Le 4 octobre dernier, notre commission a adopté à l'unanimité un projet d'avis motivé sur la subsidiarité concernant un texte relatif au contrôle technique des véhicules. Le texte prévoyait d'étendre le contrôle technique obligatoire aux véhicules à deux et trois roues, soit les cyclomoteurs, les vélomoteurs, les motos ou les scooters à trois roues. Le texte envisageait également une augmentation de la fréquence des contrôles techniques pour tous les véhicules. La Commission souhaitait par ce biais atteindre l'objectif d'une réduction de moitié du nombre de victimes de la route d'ici à 2020. Elle visait également à réduire les émissions associées au mauvais entretien des véhicules.
Je rappelle brièvement les arguments que nous avions retenus :
- en l'état actuel des données disponibles, aucun lien ne pouvait être établi entre une réduction du nombre d'accidents et l'introduction du contrôle technique sur les motocycles ;
- la Commission européenne s'appuyait sur des documents émanant de Dekra, un des leaders européens du contrôle technique ;
- la dimension transfrontalière de la circulation des véhicules à deux et trois roues demeurait limitée et ne pouvait constituer un argument valable en faveur d'une harmonisation européenne ;
- enfin, l'augmentation de la fréquence des contrôles techniques pour les automobiles apparaissait contradictoire avec leur évolution technologique qui les rend plus fiables plus longtemps. Par ailleurs, les véhicules les plus anciens appartenant généralement à des conducteurs aux revenus modestes, l'intensification des contrôles qui était proposée constituait une lourde charge pour leurs propriétaires, dont il devrait revenir à chaque État membre d'apprécier l'opportunité.
Cette proposition de résolution portant avis motivé est devenue résolution du Sénat le 22 octobre 2012, après que la commission du développement durable l'a adopté sans modification. L'Assemblée nationale a également, dans la foulée adopté un texte en ce sens. Malheureusement, bien que nos réserves aient rencontré un écho dans plusieurs États membres, le nombre d'avis motivés adoptés au sein d'autres parlements nationaux n'a pas été suffisant pour déclencher la procédure du « carton jaune » et pousser la Commission à réviser son projet.

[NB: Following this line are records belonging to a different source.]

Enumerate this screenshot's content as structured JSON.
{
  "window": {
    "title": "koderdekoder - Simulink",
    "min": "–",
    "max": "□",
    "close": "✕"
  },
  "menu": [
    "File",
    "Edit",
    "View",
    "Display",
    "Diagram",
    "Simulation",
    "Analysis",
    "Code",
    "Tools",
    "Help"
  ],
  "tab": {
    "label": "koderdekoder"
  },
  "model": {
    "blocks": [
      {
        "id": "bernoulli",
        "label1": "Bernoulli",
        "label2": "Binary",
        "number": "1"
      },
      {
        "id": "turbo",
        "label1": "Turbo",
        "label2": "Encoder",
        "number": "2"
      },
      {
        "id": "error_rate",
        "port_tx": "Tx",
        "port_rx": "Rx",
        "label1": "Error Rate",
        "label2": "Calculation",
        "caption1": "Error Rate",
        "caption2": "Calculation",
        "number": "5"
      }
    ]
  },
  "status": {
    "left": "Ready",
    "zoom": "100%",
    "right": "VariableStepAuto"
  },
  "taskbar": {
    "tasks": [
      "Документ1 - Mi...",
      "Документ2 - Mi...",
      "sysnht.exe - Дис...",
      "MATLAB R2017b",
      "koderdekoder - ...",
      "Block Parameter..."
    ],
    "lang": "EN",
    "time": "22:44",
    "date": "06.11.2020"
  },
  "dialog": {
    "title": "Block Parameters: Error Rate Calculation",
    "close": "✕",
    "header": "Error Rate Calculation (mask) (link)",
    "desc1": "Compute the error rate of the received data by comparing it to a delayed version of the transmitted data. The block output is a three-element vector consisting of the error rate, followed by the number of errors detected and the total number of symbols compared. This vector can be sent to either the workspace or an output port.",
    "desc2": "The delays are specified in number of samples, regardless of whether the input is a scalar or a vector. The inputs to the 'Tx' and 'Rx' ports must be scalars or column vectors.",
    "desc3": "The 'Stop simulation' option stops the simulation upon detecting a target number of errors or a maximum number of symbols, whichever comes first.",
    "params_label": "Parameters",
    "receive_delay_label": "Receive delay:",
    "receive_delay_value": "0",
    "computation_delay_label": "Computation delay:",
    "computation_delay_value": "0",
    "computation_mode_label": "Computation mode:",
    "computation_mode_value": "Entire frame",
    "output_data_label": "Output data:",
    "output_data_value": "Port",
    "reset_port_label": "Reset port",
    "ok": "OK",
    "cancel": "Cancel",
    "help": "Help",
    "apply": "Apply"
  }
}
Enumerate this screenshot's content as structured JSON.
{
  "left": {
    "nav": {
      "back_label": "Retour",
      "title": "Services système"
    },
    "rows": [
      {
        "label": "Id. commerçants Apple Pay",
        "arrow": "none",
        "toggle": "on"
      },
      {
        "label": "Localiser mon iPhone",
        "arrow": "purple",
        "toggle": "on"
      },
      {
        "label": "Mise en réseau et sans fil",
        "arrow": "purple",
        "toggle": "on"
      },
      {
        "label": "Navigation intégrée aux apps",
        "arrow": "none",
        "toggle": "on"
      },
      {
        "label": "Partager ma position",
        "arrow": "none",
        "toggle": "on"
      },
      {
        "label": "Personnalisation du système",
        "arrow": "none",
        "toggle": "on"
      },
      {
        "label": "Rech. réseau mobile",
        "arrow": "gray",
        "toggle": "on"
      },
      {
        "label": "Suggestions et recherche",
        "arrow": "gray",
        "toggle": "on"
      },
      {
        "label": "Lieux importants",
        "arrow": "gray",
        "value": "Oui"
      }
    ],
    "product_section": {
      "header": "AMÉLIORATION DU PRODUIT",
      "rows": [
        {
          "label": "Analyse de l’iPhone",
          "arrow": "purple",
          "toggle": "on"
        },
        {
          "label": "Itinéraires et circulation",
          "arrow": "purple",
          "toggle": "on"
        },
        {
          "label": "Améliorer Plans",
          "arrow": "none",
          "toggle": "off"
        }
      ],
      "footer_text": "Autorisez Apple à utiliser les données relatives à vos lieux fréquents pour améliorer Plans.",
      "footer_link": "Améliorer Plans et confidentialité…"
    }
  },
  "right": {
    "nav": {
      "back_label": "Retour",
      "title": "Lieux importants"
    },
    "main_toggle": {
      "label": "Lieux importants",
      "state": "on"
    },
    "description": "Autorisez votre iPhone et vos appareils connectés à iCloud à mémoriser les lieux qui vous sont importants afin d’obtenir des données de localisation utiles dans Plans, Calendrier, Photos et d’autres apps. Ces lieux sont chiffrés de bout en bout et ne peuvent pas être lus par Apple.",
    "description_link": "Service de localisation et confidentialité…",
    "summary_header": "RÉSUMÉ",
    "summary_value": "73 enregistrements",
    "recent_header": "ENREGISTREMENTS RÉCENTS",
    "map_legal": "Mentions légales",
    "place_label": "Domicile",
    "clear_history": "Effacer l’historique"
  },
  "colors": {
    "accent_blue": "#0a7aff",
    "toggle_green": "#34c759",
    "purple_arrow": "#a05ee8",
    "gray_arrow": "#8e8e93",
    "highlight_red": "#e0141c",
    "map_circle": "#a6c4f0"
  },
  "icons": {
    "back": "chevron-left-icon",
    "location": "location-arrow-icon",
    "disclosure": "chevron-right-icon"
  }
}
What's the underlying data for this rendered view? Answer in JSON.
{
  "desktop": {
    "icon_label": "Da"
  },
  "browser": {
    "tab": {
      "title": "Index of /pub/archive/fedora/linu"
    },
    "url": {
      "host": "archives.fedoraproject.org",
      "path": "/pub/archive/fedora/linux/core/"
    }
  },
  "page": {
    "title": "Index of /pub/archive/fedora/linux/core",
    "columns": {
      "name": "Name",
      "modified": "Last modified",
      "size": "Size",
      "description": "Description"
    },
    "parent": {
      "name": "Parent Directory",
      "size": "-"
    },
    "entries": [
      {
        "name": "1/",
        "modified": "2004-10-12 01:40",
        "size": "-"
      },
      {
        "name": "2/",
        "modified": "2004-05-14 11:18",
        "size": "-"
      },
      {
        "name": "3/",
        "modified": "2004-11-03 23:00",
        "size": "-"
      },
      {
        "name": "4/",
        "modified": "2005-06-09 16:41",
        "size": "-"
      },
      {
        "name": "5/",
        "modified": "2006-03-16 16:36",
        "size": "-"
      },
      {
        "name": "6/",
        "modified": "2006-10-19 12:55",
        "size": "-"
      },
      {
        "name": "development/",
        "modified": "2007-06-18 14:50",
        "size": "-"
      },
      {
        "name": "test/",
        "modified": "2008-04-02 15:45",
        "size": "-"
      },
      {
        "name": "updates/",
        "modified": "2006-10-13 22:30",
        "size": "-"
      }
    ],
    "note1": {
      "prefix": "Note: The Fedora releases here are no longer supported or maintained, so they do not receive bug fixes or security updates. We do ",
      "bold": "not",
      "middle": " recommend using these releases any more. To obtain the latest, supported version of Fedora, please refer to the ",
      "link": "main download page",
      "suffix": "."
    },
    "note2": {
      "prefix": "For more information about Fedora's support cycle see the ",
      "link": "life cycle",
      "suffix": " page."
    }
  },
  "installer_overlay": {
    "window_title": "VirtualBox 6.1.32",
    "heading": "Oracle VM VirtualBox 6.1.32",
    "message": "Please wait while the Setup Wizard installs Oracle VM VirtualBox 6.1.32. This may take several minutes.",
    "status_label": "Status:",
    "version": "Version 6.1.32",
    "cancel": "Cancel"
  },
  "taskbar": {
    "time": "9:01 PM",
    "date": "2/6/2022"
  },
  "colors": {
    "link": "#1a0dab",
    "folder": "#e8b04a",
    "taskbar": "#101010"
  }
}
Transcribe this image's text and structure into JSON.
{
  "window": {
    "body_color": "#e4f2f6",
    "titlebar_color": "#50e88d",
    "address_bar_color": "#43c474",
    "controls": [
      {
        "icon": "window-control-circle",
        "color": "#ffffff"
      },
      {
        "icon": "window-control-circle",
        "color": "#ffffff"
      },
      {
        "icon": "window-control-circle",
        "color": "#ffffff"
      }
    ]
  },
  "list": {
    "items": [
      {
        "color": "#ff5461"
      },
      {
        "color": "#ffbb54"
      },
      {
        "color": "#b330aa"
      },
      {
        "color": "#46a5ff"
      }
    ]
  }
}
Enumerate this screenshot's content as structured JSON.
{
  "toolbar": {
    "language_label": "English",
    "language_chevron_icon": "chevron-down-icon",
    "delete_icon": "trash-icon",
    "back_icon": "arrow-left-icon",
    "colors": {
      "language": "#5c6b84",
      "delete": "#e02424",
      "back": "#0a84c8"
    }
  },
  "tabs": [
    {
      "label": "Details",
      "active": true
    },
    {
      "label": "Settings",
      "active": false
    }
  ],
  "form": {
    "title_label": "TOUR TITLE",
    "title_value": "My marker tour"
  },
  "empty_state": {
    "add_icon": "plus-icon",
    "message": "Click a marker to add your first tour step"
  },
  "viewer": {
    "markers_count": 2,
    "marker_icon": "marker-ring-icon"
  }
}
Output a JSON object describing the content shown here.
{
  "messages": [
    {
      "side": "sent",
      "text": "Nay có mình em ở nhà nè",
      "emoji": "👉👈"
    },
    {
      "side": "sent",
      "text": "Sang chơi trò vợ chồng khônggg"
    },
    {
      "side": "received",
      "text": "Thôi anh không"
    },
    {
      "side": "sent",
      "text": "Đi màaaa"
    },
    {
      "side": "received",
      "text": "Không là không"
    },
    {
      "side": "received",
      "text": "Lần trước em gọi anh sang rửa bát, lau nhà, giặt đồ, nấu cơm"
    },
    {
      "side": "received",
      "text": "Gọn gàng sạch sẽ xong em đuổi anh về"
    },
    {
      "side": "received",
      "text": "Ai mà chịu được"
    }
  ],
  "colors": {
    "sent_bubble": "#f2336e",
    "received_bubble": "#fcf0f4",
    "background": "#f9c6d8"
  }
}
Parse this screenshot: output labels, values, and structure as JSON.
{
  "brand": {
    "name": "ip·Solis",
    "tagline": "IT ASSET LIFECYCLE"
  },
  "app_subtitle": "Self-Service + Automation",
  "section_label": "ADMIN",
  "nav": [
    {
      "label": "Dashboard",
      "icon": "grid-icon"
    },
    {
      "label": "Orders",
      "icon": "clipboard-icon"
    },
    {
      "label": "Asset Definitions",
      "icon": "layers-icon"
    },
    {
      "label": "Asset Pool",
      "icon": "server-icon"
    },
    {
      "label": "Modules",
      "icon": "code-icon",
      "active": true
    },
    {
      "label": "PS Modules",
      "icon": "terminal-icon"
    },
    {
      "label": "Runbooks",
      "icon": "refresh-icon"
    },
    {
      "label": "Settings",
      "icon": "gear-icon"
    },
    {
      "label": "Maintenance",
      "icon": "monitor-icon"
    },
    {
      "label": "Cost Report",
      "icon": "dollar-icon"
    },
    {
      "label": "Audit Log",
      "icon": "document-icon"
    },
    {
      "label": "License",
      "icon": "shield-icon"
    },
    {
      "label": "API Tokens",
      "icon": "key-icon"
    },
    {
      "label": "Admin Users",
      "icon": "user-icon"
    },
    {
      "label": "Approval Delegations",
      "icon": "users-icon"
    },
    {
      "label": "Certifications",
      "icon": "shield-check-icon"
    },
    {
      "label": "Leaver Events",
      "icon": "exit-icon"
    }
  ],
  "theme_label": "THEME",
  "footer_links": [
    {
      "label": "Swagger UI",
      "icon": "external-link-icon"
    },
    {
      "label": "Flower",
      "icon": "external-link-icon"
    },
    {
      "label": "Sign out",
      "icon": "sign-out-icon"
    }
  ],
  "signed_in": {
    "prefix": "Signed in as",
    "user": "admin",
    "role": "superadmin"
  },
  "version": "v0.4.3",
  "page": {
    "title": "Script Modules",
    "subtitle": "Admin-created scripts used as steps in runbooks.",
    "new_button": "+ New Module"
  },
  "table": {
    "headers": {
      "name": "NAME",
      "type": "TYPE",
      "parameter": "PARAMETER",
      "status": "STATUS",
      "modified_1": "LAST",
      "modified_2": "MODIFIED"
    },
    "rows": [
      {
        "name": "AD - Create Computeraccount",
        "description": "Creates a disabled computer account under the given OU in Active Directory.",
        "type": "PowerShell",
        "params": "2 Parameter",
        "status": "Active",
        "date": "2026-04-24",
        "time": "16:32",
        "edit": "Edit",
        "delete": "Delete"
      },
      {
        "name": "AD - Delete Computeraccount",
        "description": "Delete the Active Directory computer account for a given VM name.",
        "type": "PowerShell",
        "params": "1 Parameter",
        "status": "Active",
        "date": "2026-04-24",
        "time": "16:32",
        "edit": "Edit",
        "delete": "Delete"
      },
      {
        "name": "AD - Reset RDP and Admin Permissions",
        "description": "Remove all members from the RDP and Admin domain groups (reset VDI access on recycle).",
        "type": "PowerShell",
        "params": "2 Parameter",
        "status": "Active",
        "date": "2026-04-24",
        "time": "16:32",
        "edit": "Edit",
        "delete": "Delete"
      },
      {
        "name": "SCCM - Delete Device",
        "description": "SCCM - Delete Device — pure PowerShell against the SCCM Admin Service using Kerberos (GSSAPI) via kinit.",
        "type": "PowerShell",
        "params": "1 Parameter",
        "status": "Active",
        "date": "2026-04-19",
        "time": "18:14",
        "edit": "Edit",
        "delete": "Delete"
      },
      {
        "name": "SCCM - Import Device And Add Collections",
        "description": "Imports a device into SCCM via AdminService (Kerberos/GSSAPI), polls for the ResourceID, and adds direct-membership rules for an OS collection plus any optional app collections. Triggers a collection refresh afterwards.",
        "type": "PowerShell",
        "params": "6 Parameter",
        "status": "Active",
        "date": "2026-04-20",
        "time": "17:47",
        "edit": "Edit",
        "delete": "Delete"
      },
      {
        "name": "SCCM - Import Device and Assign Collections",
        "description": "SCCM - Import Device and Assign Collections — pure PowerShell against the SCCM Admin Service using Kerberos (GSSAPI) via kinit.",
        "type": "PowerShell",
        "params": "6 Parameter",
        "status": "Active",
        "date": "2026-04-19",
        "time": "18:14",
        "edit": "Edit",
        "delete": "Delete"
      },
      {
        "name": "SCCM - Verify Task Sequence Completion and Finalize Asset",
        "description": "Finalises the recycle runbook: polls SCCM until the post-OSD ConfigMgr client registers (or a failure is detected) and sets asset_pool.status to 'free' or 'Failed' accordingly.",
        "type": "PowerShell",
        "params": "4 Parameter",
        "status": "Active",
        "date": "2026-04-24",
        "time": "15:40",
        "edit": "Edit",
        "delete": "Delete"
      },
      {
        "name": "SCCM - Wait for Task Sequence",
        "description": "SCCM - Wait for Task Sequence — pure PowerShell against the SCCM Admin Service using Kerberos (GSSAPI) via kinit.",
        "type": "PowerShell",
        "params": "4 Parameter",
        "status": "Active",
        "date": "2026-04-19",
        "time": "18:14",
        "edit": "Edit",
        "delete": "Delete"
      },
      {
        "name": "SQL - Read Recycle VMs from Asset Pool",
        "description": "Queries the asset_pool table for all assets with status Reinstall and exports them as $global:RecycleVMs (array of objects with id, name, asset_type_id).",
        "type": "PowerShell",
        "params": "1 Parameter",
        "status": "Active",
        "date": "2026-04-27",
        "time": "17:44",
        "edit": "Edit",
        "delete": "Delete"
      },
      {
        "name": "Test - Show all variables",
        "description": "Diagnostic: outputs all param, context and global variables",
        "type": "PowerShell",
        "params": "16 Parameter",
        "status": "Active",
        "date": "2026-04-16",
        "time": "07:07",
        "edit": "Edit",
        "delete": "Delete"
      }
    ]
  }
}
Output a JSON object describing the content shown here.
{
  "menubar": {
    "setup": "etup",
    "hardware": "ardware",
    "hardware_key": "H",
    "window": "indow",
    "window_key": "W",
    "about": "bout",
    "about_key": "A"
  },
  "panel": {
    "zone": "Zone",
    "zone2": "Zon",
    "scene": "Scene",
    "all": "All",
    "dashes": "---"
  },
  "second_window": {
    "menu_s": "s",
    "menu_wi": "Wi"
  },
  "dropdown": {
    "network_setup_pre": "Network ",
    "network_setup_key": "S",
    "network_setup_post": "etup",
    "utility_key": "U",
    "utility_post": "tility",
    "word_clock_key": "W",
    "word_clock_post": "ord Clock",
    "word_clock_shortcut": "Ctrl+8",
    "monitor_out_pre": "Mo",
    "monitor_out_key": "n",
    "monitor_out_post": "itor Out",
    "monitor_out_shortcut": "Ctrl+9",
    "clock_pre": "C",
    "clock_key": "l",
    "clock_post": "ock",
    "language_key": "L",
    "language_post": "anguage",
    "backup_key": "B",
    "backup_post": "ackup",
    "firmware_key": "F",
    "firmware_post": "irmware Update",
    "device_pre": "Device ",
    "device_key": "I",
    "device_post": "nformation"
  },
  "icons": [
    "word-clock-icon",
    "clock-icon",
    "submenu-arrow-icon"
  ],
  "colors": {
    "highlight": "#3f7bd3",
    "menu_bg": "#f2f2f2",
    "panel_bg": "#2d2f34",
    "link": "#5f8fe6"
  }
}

Il n'en demeure pas moins que notre avis a été utilisé par le gouvernement français lors des négociations au Conseil. La « fiche d'impact » sur ce texte préparée par le Secrétariat général du gouvernement reprenait ainsi nos arguments.
Et ces arguments ont porté, puisque le Conseil s'est accordé le 20 décembre 2012 sur une révision en profondeur du texte. Le projet de règlement est devenu projet de directive, le texte ne vise plus les deux et trois roues et la fréquence des contrôles n'est plus augmentée. Les débats au Conseil ont permis à un certain nombre d'États, dont la France, de faire valoir que les données d'accidentologie disponibles ne justifiaient pas la mise en place d'un contrôle obligatoire.
Cet exemple précis montre que nos positions sont écoutées et prises en compte par le Gouvernement et qu'elles contribuent au débat européen.
Les débats au Parlement européen ont, dans un premier temps, abouti au même résultat. La commission des transports et du tourisme a ainsi rejeté le contrôle technique des deux et trois roues et maintenu les fréquences de contrôle existantes pour les voitures lors d'un vote sur le texte le 30 mai dernier.
Cependant, le vote en séance plénière a donné lieu à l'adoption, le 2 juillet dernier, d'un amendement réintroduisant le contrôle technique pour les deux roues. Les cylindrées de plus de 50 cm3 y seraient soumises à partir du 1er janvier 2016. Les plus petites cylindrées seraient concernées à compter du 1er janvier 2018, si un rapport de la Commission le juge utile. En revanche, comme le Conseil, le Parlement européen n'a pas retenu les contrôles techniques plus fréquents pour les voitures de plus de six ans.
Dans le cadre de la procédure de codécision, le texte est désormais renvoyé à la commission des transports et du tourisme qui va négocier avec les représentants des États membres la version définitive du texte. Il n'est pas interdit de penser qu'un nouveau revirement peut intervenir et que le texte final nous donnera entière satisfaction. Je vous propose, cependant, de réaffirmer notre position en adoptant les conclusions qui vous ont été distribuées.
Si la proposition de règlement venait à être adoptée en l'état, il nous resterait également la possibilité d'utiliser la procédure dite du « carton rouge », qui permet au Sénat de déposer un recours devant la Cour de Justice pour non-respect du principe de subsidiarité.